Despite the latest aerodynamic design – with its dramatic blade across the nose of the fairing – Aprilia may still suffer with aero issues at some tracks. The 2021 aero is so much better than the 2020 version that Aprilia now has only one aero pack that works with the 2021 bike, while most other factories should be able to switch between their 2020 and 2021 packs. Thus the focus of 2021 R&D will be the engine (especially more peak power), gearshift, electronics and chassis.
Espargaró is confident for the new season, although he’s also wary, because he was confident for 2020 after his first outings on the all-new bike.
“The lap times in testing prove we can fight with the best and also my race simulations were not far from the fastest,” says the 31-year-old Spaniard. “The new engine is more elastic and smoother at the bottom, which allows me to use higher-power torque maps. Plus we have more downforce from the new aerodynamics, so we get less wheelie, so I can accelerate a lot better than last year. But unfortunately we lose a bit of top speed, so we still have to work to find the right balance.”
The latest chassis is another step forward, but just like the aero and everything else in racing, when you win in one area of performance you lose in another.
“I like the new chassis because this year’s RS-GP is much more stable than last year’s, but it feels heavier to move around, so again we need to find the balance to have more agility,” Espargaró adds. “I also like the new seat because I feel more inside the bike and it’s more rigid, which allow me to push more and move the bike better.”
Albesiano’s target for 2021 is straightforward.
“Last year we closed the gap to the fastest bikes quite a lot,” he says. “I think this could be the year when we can catch the others. This is the target – to close the gap to zero.”
Aprilia has been chasing premier class success since 1994, when it challenged the four-cylinder 500s with a bored-and-stroked RSW250 twin. The bike scored pole positions and podiums but never won a race.
In 2002 the factory unleashed the 990cc RS3 Cube four-stroke. The Cube was the first MotoGP bike with pneumatic valves (thanks to Cosworth Formula 1 influence) and the first to surpass 200mph, during practice for that year’s Italian GP, but it was a handful to ride.
“You take a bull, cut off its balls, dangle them in front of its face, then climb on its back…” commented Cube rider Colin Edwards.

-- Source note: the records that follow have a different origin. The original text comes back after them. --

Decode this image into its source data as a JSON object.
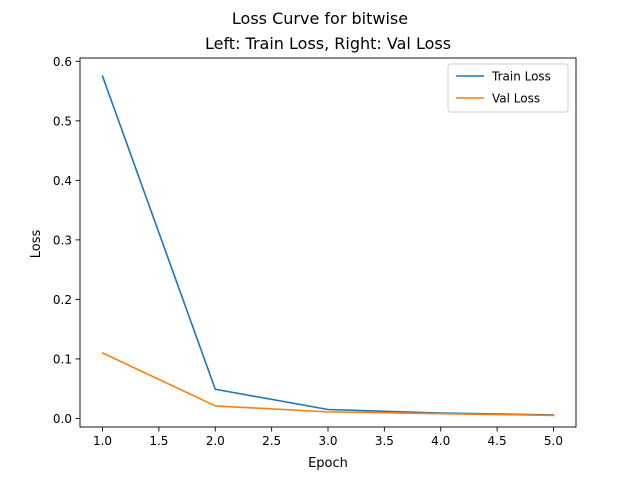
{
  "figure": {
    "suptitle": "Loss Curve for bitwise"
  },
  "chart_data": {
    "type": "line",
    "title": "Left: Train Loss, Right: Val Loss",
    "xlabel": "Epoch",
    "ylabel": "Loss",
    "xlim": [
      0.8,
      5.2
    ],
    "ylim": [
      -0.0144,
      0.6056
    ],
    "x_ticks": [
      1.0,
      1.5,
      2.0,
      2.5,
      3.0,
      3.5,
      4.0,
      4.5,
      5.0
    ],
    "x_tick_labels": [
      "1.0",
      "1.5",
      "2.0",
      "2.5",
      "3.0",
      "3.5",
      "4.0",
      "4.5",
      "5.0"
    ],
    "y_ticks": [
      0.0,
      0.1,
      0.2,
      0.3,
      0.4,
      0.5,
      0.6
    ],
    "y_tick_labels": [
      "0.0",
      "0.1",
      "0.2",
      "0.3",
      "0.4",
      "0.5",
      "0.6"
    ],
    "grid": false,
    "legend_position": "top-right",
    "x": [
      1,
      2,
      3,
      4,
      5
    ],
    "series": [
      {
        "name": "Train Loss",
        "color": "#1f77b4",
        "values": [
          0.575,
          0.049,
          0.015,
          0.009,
          0.006
        ]
      },
      {
        "name": "Val Loss",
        "color": "#ff7f0e",
        "values": [
          0.11,
          0.021,
          0.011,
          0.008,
          0.005
        ]
      }
    ]
  }
}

The Cube project was axed at the end of 2004 and Aprilia stayed out of MotoGP until 2012, when it took advantage of new CRT regulations to build a bike powered by its RSV4 superbike engine (designed by Dall’Igna). This machine ran under the ART tag (for Aprilia Racing Technology).
In 2015 Aprilia took the first step towards running another proper MotoGP bike with the first RS-GP, which during its rookie year was powered by an RSV4 ART engine.
After almost three decades in the premier class could Aprilia finally win a MotoGP race?